Laporta quiso desactivar cualquier lectura de conflicto abierto, pero también subrayó que el mensaje al Metropolitano ha sido directo y personal.
“Entiendo que tenemos muy buena relación con ellos. Hubo cierta confusión respecto a la oferta que hicimos y la aclaré. No hemos ejercido más presión. Simplemente dije que, desde el momento en que ellos tengan una alternativa, esta oferta sigue siendo válida. Y ahí se quedó. No ha avanzado más, por el momento”, añadió el presidente azulgrana.
La frase es clara: el Barça ha movido ficha y ahora mira el reloj. La pelota está en el tejado del Atlético.
El delantero del momento
Álvarez llega a este punto del mercado con la cotización disparada. Sus actuaciones en el Mundial 2026 han elevado aún más su perfil: hace apenas unos días firmó un gol decisivo y espectacular para Argentina ante Suiza en los cuartos de final. Un tanto de estrella en un escenario de estrellas.

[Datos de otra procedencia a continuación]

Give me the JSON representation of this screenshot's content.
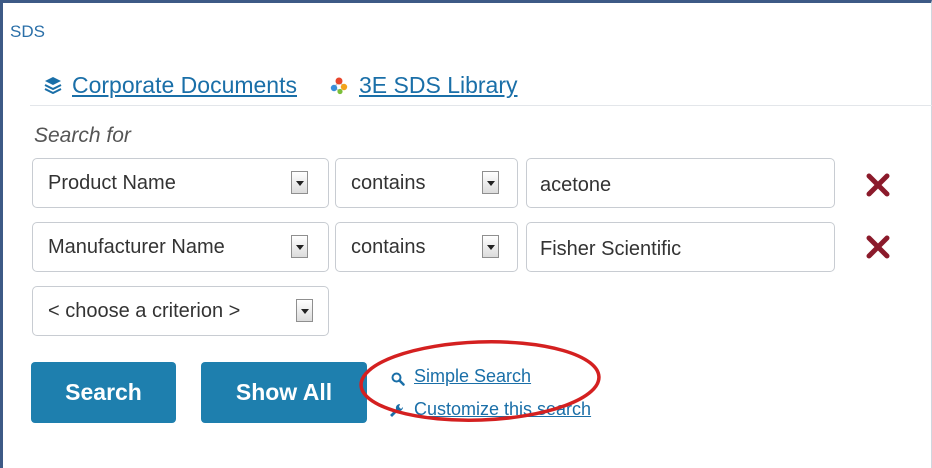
{
  "header": {
    "section_label": "SDS"
  },
  "tabs": [
    {
      "label": "Corporate Documents",
      "icon": "layers-icon"
    },
    {
      "label": "3E SDS Library",
      "icon": "molecule-icon"
    }
  ],
  "search": {
    "heading": "Search for",
    "criteria": [
      {
        "field": "Product Name",
        "operator": "contains",
        "value": "acetone"
      },
      {
        "field": "Manufacturer Name",
        "operator": "contains",
        "value": "Fisher Scientific"
      }
    ],
    "add_criterion_placeholder": "< choose a criterion >"
  },
  "actions": {
    "search_label": "Search",
    "show_all_label": "Show All",
    "simple_search_label": "Simple Search",
    "customize_label": "Customize this search"
  },
  "colors": {
    "accent": "#1e7fae",
    "link": "#1a6fa8",
    "remove": "#8b1a2b",
    "annotation": "#d42020",
    "frame": "#3d5a86"
  }
}
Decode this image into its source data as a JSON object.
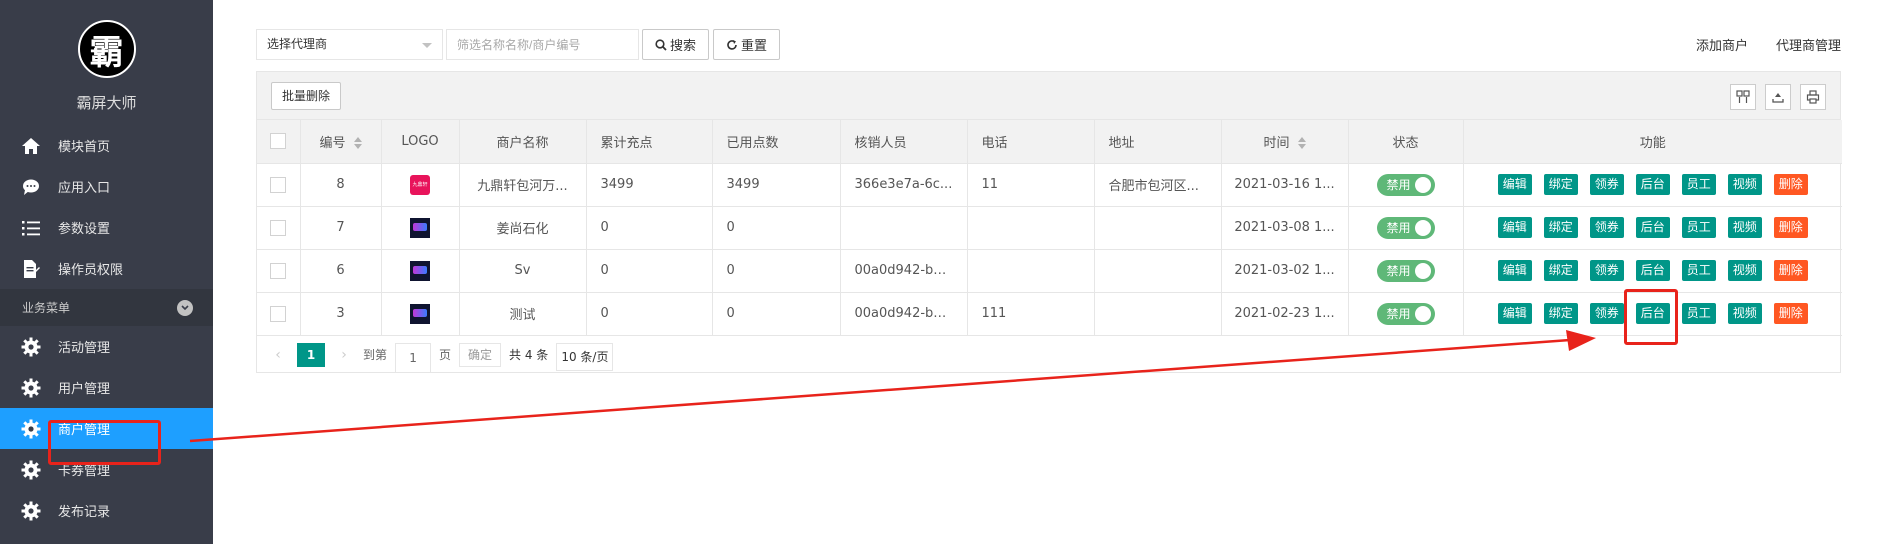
{
  "brand": {
    "logo_char": "霸",
    "name": "霸屏大师"
  },
  "sidebar": {
    "items_top": [
      {
        "label": "模块首页",
        "icon": "home-icon"
      },
      {
        "label": "应用入口",
        "icon": "chat-icon"
      },
      {
        "label": "参数设置",
        "icon": "list-icon"
      },
      {
        "label": "操作员权限",
        "icon": "document-icon"
      }
    ],
    "group": {
      "label": "业务菜单",
      "icon": "chevron-down-icon"
    },
    "items_group": [
      {
        "label": "活动管理",
        "icon": "gear-icon"
      },
      {
        "label": "用户管理",
        "icon": "gear-icon"
      },
      {
        "label": "商户管理",
        "icon": "gear-icon",
        "active": true
      },
      {
        "label": "卡券管理",
        "icon": "gear-icon"
      },
      {
        "label": "发布记录",
        "icon": "gear-icon"
      }
    ]
  },
  "filters": {
    "agent_select": "选择代理商",
    "search_placeholder": "筛选名称名称/商户编号",
    "search_button": "搜索",
    "reset_button": "重置"
  },
  "top_links": {
    "add_merchant": "添加商户",
    "agent_manage": "代理商管理"
  },
  "toolbar": {
    "batch_delete": "批量删除"
  },
  "table": {
    "headers": {
      "id": "编号",
      "logo": "LOGO",
      "name": "商户名称",
      "total_points": "累计充点",
      "used_points": "已用点数",
      "verifier": "核销人员",
      "phone": "电话",
      "address": "地址",
      "time": "时间",
      "status": "状态",
      "functions": "功能"
    },
    "rows": [
      {
        "id": "8",
        "logo": "red",
        "logo_text": "九鼎轩",
        "name": "九鼎轩包河万...",
        "total": "3499",
        "used": "3499",
        "verifier": "366e3e7a-6c...",
        "phone": "11",
        "address": "合肥市包河区...",
        "time": "2021-03-16 1...",
        "status": "禁用"
      },
      {
        "id": "7",
        "logo": "dark",
        "logo_text": "",
        "name": "姜尚石化",
        "total": "0",
        "used": "0",
        "verifier": "",
        "phone": "",
        "address": "",
        "time": "2021-03-08 1...",
        "status": "禁用"
      },
      {
        "id": "6",
        "logo": "dark",
        "logo_text": "",
        "name": "Sv",
        "total": "0",
        "used": "0",
        "verifier": "00a0d942-bd...",
        "phone": "",
        "address": "",
        "time": "2021-03-02 1...",
        "status": "禁用"
      },
      {
        "id": "3",
        "logo": "dark",
        "logo_text": "",
        "name": "测试",
        "total": "0",
        "used": "0",
        "verifier": "00a0d942-bd...",
        "phone": "111",
        "address": "",
        "time": "2021-02-23 1...",
        "status": "禁用"
      }
    ],
    "function_buttons": [
      "编辑",
      "绑定",
      "领券",
      "后台",
      "员工",
      "视频",
      "删除"
    ]
  },
  "pagination": {
    "current": "1",
    "goto_label": "到第",
    "page_input": "1",
    "page_unit": "页",
    "confirm": "确定",
    "total": "共 4 条",
    "page_size": "10 条/页"
  },
  "colors": {
    "sidebar_bg": "#393d49",
    "active": "#1e9fff",
    "teal": "#009688",
    "danger": "#ff5722",
    "toggle": "#5fb878",
    "annotation": "#e8231b"
  }
}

A sus 26 años, viene de completar una temporada notable con Atlético: 20 goles en todas las competiciones. Números sólidos, pero sobre todo un impacto que va más allá de la estadística. Definición fría, movimientos inteligentes, capacidad para adaptarse a distintas alturas del ataque. Esa mezcla ha convencido al área deportiva del Barcelona, que lo ha colocado como prioridad para remodelar su delantera.
No buscan solo goles. Buscan un atacante que les permita evolucionar el frente ofensivo, abrir variantes tácticas y sostener el nivel competitivo en Europa. En los despachos del club, el nombre está subrayado: Álvarez.
Arsenal entra en escena
El problema para el Barcelona es que no está solo. Arsenal ha irrumpido en la carrera y amenaza con alterar el guion. Desde Inglaterra se trabaja para intentar cerrar el acuerdo antes del inicio de la pretemporada, con la intención de que el delantero aterrice en Londres con tiempo para integrarse en la dinámica del equipo.
La competencia es seria. Arsenal ofrece Premier League, un proyecto consolidado y músculo económico. Pero el Barça cuenta con un factor que puede resultar decisivo: el deseo del jugador.
Los informes apuntan a que Álvarez prefiere seguir en España. Conoce la liga, se ha asentado en el país y valora la continuidad en un entorno que domina. Ese matiz mantiene vivo el optimismo en Barcelona, incluso con la presión de un club inglés dispuesto a apretar.
Laporta, aun así, se cuida de no entrar en una subasta interminable. La advertencia sobre la caducidad de la oferta no es casual. Es un mensaje hacia el Atlético, hacia el entorno del jugador y, de paso, hacia cualquier competidor.
Mundial ahora, mercado después
Mientras los despachos se mueven, Álvarez vive en otra frecuencia. Su presente inmediato es la camiseta de Argentina y una semifinal de Mundial ante Inglaterra que paraliza al planeta fútbol.
Su gol ante Suiza lo ha colocado en el escaparate global justo en el momento en que se decide su futuro de club. Cada aparición suya en el torneo alimenta el interés, las conversaciones, las dudas. Pero en la concentración albiceleste solo hay una prioridad: llegar a la final.
Barcelona espera. Atlético escucha. Arsenal acecha. Álvarez marca goles en el mayor escaparate posible.
Cuando termine el Mundial, alguien tendrá que tomar una decisión. Y la oferta del Barça, como ya avisó Laporta, no estará encima de la mesa para siempre.